Gerade im Fall der Lutschtabletten stellte die Zinkdosierung ein Problem dar. Die Studienautoren empfohlen daher eine Tagesdosis für den Erkältungskonter von mindestens 75 mg. Zum Vergleich: Die vom BfR empfohlene Höchstmenge in Nahrungsergänzungsmitteln pro Tag liegt für Zink bei 6,5 mg.
Grundsätzlich gilt: Ungeduld hilft nicht
Die Suche nach schneller und vor allem einfacher Abhilfe oder Prävention für Erkältungserkrankungen ist verständlich: Wer hat schon Lust auf eine Erkältung oder gar Grippe? Klar ist aber auch: Grundsätzlich lässt sich nicht mit Nahrungsergänzungsmitteln ausgleichen, was man vorher dem Körper nicht gönnt und der braucht vor allem eine ausgewogene Ernährung mit Vitaminen und Mineralien, Bewegung, die das Immunsystem fit hält und Schlaf, um dem Alltag gesund und gut vorbereitet zu begegnen. Und gerade wenn das Immunsystem von Keimen angegriffen wird, gilt das ebenso: Schlaf, viel Flüssigkeit und das Ausgleichen von Mineralienverlust z.B. sind dann besonders wichtig.

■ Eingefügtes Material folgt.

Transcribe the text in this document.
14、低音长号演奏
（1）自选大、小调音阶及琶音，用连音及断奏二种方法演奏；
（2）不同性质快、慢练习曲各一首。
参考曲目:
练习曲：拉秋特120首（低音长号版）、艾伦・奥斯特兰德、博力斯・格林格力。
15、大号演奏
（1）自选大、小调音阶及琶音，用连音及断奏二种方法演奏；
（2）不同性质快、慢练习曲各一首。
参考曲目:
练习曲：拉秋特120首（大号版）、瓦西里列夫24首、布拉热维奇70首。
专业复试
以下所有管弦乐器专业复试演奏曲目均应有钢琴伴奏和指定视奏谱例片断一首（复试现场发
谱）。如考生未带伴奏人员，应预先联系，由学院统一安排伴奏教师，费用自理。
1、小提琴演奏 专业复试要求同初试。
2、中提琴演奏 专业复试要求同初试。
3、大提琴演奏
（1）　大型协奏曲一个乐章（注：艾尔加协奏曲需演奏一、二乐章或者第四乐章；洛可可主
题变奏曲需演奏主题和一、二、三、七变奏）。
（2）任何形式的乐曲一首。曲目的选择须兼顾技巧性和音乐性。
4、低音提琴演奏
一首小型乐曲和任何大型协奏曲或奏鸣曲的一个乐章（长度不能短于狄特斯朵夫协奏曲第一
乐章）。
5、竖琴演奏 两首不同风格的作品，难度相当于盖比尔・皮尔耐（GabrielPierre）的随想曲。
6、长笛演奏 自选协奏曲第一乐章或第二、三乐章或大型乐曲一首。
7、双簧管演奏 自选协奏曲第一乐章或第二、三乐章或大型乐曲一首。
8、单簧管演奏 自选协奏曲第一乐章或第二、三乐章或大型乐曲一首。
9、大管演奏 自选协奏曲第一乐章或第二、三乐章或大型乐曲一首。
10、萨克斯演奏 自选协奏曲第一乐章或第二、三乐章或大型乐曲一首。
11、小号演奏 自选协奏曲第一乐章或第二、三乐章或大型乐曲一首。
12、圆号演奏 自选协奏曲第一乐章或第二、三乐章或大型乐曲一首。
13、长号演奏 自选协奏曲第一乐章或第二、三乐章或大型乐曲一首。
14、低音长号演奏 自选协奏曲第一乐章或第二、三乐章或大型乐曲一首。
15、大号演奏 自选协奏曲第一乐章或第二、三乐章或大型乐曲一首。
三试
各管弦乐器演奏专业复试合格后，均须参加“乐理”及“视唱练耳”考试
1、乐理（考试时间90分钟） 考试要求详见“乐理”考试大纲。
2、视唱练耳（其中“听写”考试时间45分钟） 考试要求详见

Aber: Nahrungsergänzungsmittel sind keine Medikamente - sie werden nicht als solche auf Sicherheit oder Wirkung geprüft und sollten auch nicht so verwendet werden. Echte Vitaminmängel lassen sich nur mit dem Arzt abklären und dann gezielt behandeln. Und eine Überdosierung in guter Absicht, auch z.B. mit den guten Vitaminen, kann am Ende mehr Schaden als Nutzen bringen - erst Recht auf Dauer.